To find the correct distance, ride the horse forward in balance to the base of the jump, says Rosie Napravnik. Photo courtesy Rosie Napravnik

Q: I’ve had my OTTB for about a year, and he’s coming along well as an eventer, but if he gets a long distance or knocks a rail, he will land and scoot out from under me, like he’s offended. Other than trying to only get a good distance, how can I fix this? I’ve fallen off a few times!

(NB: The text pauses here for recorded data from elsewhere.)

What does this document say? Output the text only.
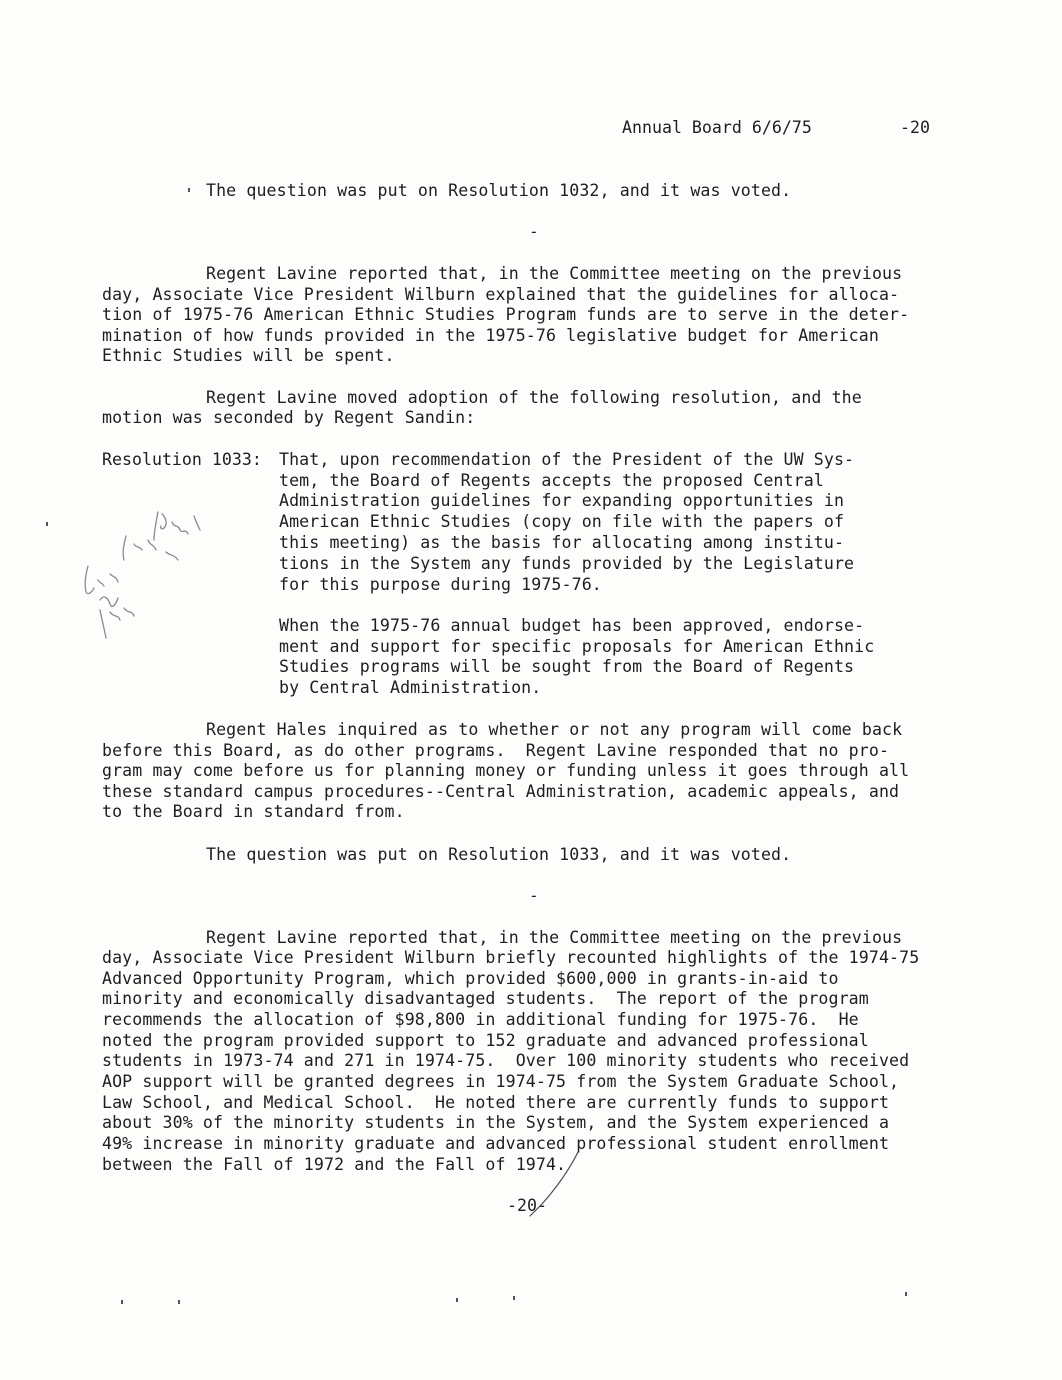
Annual Board 6/6/75	-20
The question was put on Resolution 1032, and it was voted.
-
Regent Lavine reported that, in the Committee meeting on the previous
day, Associate Vice President Wilburn explained that the guidelines for alloca-
tion of 1975-76 American Ethnic Studies Program funds are to serve in the deter-
mination of how funds provided in the 1975-76 legislative budget for American
Ethnic Studies will be spent.
Regent Lavine moved adoption of the following resolution, and the
motion was seconded by Regent Sandin:
Resolution 1033: That, upon recommendation of the President of the UW Sys-
tem, the Board of Regents accepts the proposed Central
Administration guidelines for expanding opportunities in
American Ethnic Studies (copy on file with the papers of
this meeting) as the basis for allocating among institu-
tions in the System any funds provided by the Legislature
for this purpose during 1975-76.
When the 1975-76 annual budget has been approved, endorse-
ment and support for specific proposals for American Ethnic
Studies programs will be sought from the Board of Regents
by Central Administration.
Regent Hales inquired as to whether or not any program will come back
before this Board, as do other programs.  Regent Lavine responded that no pro-
gram may come before us for planning money or funding unless it goes through all
these standard campus procedures--Central Administration, academic appeals, and
to the Board in standard from.
The question was put on Resolution 1033, and it was voted.
-
Regent Lavine reported that, in the Committee meeting on the previous
day, Associate Vice President Wilburn briefly recounted highlights of the 1974-75
Advanced Opportunity Program, which provided $600,000 in grants-in-aid to
minority and economically disadvantaged students.  The report of the program
recommends the allocation of $98,800 in additional funding for 1975-76.  He
noted the program provided support to 152 graduate and advanced professional
students in 1973-74 and 271 in 1974-75.  Over 100 minority students who received
AOP support will be granted degrees in 1974-75 from the System Graduate School,
Law School, and Medical School.  He noted there are currently funds to support
about 30% of the minority students in the System, and the System experienced a
49% increase in minority graduate and advanced professional student enrollment
between the Fall of 1972 and the Fall of 1974.
-20-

A: This is a common but relatively uncomplicated issue. Many Thoroughbreds do get offended when they make a mistake because they are so eager to please. This is a sign of a careful horse that doesn’t like hitting a rail. That’s great! Your horse might be reacting to hitting a rail, but he might also be running off to catch his balance on landing, whether because he had to chip in a stride or ended up taking a long spot. Of course, getting to the right distance to each fence is the goal, but it takes time, practice and experience to master that. One key factor to finding the correct distance is to ride your horse forward, in balance, to the base of the jump — just like how we balance them when we are riding on the flat. Of course, we want them to move forward into balance instead of running away.

To do this you will need to be very intentional upon landing. As riders, one of the most common mistakes we tend to make is to ride to a jump, but not away from it. So for a horse that wants to run off on landing, you’ll want to execute a very intentional ride after the fence. If your horse is reactive on landing, make a very small turn, and use your leg to encourage him to move his hind legs up underneath him, helping him stay balanced. Whatever happens before and over a jump, have a plan on the other side, and ride your plan immediately. You’ll want to be able to adjust to whichever ride the horse needs when he lands. If you have a good distance and land soft and in balance, you might not have to think too much to get to the next jump, circle or whatever. If you’ve had a funny distance coming in, you’ll want to be ready to help your horse by riding him forward, with intention, back into balance on the other side.

Now, riding a horse forward when he’s running off after a fence might sound contradictory. If that doesn’t seem like something you feel confident doing, have a professional put a few rides on your horse to help him figure out how to maintain his balance before, during and after a jump.

Rosie Napravnik is a champion jockey turned OTTB advocate and eventer. She transitions horses retiring from racing at her Rosie Napravnik Off-Track Sporthorses, in Simpsonville, Kentucky.